Mosasaurs were underwater kings when they prowled oceans more than 65 million years ago, the seagoing equivalent of T-rexes, apex predators able to eat basically whatever they pleased. They were about 49 to 59 feet long, and could weigh up to 15 tons — 30,000 pounds, roughly the same as 10 Priuses.
They’re perfect creatures to add to the Jurassic World roster: their agility and ferocity mirrors that of modern predatory fish, such as great whites. But the impression we get from the ads is of a creature most similar perhaps to the contemporary killer whale, another apex predator regularly kept in captivity.
Full-grown male killer whales grow to about 20 feet long, a substantial 37 feet shorter than mosasaurs. But orcas do bring heft. The largest male orca ever recorded was 11 tons (roughly 22,000 pounds), in the same ballpark of a smallish mosasaur. Killer whales need to eat about 150 to 300 pounds of food per day. In captivity, they’re fed a steady diet of fish.
So if we presume the small mosasaur at Jurassic World is at least an orca-sized 11 tons, he’d have to eat maybe 300 pounds of fish per day. Great whites typically weigh up to 5,000 pounds, a meal that would sate the mosasaur for two weeks, ballpark.
In such a case, Jurassic World’s mosasaur would be good and fed. What, then, would it cost the park to keep a stock of great whites alive? George H. Burgess, the director of the Florida Program for Shark Research at the Florida Museum of Natural History (who has a particularly awesome staff photo here), told me it’d be difficult to know for sure. “Only a couple of young great whites have been kept in captivity, and only then for a couple of weeks,” he said. Gauging those sharks' diets is tough. “Whites like other sharks are opportunistic feeders eating while the going is good and often having dry spells in between meals,” he said.
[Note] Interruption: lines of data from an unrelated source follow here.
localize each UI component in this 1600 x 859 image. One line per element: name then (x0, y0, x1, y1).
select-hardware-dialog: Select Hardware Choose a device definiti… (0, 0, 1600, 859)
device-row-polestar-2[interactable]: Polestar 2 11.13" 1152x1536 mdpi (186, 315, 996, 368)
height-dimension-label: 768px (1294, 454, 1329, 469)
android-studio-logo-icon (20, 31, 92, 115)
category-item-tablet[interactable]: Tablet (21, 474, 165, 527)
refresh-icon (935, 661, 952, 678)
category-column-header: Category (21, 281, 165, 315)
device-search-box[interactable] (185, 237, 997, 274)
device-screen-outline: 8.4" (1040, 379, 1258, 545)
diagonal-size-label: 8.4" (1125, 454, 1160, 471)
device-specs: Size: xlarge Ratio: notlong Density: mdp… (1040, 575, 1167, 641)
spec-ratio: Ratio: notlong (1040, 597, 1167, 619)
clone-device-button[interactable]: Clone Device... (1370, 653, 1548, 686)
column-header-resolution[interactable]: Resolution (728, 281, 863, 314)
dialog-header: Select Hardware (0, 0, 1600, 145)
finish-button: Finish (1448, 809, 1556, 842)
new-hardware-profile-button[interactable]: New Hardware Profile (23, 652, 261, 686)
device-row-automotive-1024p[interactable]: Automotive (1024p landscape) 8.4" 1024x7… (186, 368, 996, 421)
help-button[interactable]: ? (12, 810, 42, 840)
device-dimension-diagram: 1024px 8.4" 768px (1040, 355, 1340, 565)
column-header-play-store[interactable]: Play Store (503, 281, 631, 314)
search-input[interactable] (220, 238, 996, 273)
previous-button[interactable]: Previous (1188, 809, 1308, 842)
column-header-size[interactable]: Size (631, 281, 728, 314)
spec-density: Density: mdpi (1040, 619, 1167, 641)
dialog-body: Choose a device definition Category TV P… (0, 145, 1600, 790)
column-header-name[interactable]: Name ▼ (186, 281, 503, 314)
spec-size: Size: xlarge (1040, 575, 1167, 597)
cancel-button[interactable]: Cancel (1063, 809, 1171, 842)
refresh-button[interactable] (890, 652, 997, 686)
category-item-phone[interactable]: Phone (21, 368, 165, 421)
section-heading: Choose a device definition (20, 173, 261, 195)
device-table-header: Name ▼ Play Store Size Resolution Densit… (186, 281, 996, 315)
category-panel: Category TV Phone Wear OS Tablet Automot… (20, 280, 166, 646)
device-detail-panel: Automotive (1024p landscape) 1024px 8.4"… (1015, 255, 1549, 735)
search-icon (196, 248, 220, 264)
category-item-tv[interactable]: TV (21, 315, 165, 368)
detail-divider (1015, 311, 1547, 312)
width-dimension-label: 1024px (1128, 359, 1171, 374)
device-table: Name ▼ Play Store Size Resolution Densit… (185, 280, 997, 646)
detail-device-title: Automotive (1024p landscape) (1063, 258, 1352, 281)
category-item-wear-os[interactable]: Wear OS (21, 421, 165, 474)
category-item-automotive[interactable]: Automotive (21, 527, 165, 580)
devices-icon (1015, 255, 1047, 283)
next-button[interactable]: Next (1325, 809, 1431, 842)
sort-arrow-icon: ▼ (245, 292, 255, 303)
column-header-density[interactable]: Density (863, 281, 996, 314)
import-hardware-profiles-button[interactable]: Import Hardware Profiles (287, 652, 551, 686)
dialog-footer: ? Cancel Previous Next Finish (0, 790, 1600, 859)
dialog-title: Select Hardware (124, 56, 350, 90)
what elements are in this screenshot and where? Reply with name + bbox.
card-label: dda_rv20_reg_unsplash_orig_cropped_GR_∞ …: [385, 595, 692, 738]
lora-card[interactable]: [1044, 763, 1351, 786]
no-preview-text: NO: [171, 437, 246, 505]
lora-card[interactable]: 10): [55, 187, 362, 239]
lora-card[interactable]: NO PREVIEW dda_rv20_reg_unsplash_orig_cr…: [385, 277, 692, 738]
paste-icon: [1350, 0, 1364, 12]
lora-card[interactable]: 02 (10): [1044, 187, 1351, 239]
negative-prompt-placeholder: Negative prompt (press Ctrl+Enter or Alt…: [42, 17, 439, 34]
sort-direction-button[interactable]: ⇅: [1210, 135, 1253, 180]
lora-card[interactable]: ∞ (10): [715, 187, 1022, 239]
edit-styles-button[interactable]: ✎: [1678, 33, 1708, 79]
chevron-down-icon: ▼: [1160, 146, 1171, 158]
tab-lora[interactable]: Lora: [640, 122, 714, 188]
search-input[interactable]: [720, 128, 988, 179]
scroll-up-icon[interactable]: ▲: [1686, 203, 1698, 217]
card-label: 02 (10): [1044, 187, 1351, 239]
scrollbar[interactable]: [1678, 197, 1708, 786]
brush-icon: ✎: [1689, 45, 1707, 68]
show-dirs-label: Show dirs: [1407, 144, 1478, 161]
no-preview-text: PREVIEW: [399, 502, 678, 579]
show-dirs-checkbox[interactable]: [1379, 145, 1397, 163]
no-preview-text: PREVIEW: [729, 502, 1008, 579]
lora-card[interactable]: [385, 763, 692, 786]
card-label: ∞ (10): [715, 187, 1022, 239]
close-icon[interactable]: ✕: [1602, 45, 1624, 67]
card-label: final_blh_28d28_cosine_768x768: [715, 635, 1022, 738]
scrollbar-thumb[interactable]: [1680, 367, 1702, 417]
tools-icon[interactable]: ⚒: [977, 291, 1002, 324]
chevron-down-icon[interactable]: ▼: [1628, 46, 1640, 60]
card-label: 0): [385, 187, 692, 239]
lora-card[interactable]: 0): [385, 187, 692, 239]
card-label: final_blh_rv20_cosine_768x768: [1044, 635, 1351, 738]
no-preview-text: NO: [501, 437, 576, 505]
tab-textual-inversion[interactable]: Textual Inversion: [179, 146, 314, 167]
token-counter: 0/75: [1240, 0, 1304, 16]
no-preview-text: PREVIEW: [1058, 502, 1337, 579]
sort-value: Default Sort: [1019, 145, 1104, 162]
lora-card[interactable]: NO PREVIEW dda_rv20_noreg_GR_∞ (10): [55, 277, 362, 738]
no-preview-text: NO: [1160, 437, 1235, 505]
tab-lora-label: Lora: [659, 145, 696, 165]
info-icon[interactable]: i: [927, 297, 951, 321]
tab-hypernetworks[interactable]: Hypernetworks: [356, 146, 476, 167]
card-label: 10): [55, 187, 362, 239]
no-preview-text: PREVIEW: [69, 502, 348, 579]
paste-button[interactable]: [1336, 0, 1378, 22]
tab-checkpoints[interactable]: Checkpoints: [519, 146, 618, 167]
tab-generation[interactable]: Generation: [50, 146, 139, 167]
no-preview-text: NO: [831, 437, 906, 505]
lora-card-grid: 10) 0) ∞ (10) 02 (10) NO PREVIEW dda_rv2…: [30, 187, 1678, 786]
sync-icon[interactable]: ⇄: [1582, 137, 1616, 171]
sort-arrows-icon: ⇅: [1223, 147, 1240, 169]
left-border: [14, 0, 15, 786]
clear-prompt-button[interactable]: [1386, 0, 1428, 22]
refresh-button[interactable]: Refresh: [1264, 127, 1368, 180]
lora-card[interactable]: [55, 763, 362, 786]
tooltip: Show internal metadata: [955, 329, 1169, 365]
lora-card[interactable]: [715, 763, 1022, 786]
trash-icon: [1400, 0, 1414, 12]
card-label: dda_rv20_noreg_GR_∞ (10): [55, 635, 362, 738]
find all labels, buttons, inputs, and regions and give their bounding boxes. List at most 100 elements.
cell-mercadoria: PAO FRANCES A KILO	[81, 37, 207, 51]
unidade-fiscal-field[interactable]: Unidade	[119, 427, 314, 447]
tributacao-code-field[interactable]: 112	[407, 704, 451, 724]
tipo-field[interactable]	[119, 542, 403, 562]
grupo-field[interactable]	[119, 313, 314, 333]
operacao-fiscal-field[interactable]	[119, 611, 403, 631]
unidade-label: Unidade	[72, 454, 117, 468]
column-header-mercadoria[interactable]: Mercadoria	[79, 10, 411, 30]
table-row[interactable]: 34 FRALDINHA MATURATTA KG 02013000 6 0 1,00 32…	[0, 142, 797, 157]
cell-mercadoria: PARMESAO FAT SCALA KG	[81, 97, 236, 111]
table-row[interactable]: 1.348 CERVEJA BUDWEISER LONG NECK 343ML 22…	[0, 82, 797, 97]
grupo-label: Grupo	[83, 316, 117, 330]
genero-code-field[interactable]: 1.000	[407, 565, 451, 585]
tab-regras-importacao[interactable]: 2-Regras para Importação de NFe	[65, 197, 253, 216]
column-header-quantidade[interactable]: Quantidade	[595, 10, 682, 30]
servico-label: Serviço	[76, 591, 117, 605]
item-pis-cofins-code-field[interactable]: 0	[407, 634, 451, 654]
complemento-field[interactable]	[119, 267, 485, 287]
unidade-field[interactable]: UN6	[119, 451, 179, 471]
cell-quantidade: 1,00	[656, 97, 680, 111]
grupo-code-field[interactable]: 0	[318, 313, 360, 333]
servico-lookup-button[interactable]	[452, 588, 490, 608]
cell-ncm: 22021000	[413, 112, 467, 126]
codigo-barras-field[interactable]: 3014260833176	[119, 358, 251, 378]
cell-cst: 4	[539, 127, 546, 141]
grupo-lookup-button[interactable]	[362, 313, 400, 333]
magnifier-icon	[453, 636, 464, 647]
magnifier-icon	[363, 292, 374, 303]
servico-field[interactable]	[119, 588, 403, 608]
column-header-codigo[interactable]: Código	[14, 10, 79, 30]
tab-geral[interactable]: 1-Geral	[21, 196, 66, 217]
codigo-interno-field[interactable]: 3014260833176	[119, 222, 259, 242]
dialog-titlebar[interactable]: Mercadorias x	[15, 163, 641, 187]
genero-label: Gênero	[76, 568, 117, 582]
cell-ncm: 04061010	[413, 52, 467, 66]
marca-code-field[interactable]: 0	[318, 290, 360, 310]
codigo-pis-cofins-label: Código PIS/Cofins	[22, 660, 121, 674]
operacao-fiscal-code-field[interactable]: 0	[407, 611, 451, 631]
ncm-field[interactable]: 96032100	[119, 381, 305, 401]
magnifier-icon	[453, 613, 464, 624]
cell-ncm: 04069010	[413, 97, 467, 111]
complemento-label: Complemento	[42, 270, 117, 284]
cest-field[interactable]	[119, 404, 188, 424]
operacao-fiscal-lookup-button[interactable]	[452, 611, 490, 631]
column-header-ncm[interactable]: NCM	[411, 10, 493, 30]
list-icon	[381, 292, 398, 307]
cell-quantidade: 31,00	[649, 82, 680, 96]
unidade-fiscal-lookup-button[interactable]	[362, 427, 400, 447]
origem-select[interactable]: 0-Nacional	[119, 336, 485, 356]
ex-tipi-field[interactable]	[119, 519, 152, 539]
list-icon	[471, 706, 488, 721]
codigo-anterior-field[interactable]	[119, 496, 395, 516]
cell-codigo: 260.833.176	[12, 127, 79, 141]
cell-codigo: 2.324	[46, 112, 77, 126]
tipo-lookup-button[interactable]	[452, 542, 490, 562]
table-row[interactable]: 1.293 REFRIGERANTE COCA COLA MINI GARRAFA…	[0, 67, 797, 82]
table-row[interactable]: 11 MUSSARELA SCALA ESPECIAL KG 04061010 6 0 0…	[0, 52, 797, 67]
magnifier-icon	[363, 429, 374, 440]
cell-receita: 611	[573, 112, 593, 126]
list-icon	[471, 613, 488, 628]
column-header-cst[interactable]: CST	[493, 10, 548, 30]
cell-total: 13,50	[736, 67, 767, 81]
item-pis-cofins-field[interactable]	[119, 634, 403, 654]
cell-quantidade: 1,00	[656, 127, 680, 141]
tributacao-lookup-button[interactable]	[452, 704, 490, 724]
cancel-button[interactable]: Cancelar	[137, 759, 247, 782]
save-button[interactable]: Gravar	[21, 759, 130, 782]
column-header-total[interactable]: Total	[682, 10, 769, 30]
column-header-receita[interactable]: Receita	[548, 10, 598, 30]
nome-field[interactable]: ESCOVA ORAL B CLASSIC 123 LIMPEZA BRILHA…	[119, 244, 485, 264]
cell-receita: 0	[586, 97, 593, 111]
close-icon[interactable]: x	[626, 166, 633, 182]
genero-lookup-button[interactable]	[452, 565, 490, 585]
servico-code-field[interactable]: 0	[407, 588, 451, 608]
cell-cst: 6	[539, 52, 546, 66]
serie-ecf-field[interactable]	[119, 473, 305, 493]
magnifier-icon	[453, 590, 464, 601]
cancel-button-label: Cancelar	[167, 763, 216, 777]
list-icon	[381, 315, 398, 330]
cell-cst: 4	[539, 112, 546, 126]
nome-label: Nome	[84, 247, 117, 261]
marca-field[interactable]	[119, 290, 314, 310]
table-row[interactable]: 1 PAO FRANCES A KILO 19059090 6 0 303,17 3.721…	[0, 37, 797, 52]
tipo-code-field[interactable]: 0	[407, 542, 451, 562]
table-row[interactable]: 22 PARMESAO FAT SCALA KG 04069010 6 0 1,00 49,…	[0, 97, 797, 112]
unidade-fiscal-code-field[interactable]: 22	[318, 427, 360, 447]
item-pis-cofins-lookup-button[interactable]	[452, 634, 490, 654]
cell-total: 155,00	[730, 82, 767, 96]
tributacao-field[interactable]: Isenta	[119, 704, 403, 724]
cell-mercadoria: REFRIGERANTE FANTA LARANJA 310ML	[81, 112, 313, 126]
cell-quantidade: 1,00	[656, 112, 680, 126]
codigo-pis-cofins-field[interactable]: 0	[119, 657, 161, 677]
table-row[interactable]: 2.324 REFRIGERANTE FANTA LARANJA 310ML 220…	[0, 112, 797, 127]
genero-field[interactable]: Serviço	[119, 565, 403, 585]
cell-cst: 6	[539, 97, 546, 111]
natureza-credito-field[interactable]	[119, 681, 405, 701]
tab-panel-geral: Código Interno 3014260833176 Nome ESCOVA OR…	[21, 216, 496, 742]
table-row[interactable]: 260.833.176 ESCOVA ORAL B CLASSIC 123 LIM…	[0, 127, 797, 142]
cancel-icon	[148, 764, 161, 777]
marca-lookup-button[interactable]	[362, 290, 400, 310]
He calls this “paycheck-to-paycheck feeding.”
Keeping predatory sharks in an aquarium is tricky. (Whale sharks, for their 20 tons of radness, mostly graze on plankton.) Rachel Munson, an aquarist at the Aquarium of the Pacific in Long Beach, California, told me the largest shark they have is a Sand Tiger Shark, which at a relatively minuscule 172 pounds eats about 10 pounds of food per week and can grow up to 10.5 feet long.
Based on that data, 29 sand tiger sharks would roughly equal 1 great white, and the 10 pounds a single sand tiger shark eats per week turns into 290 pounds of food per week for the great white. That works out to 1,160 pounds of fish per month for Jurassic World to feed to the great white that they're going to turn around and dangle down the maw of a mosasaur once every couple of weeks.
Is it plausible? For a mosasaur to sustain itself on a diet of great whites turns out somewhat reasonable, assuming the park could successfully keep the sharks in steady supply. Dumping a ton of fish every month into an animal you're simply going to dangle in front of a mosasaur sounds extravagant. Then again, if you’re the exceedingly rich boneheads behind Jurassic World, sound decision-making isn't exactly your strongest attribute. Responsible, scrupulous park management makes for a great vacation but not such an entertaining dinosaur-catastrophe movie.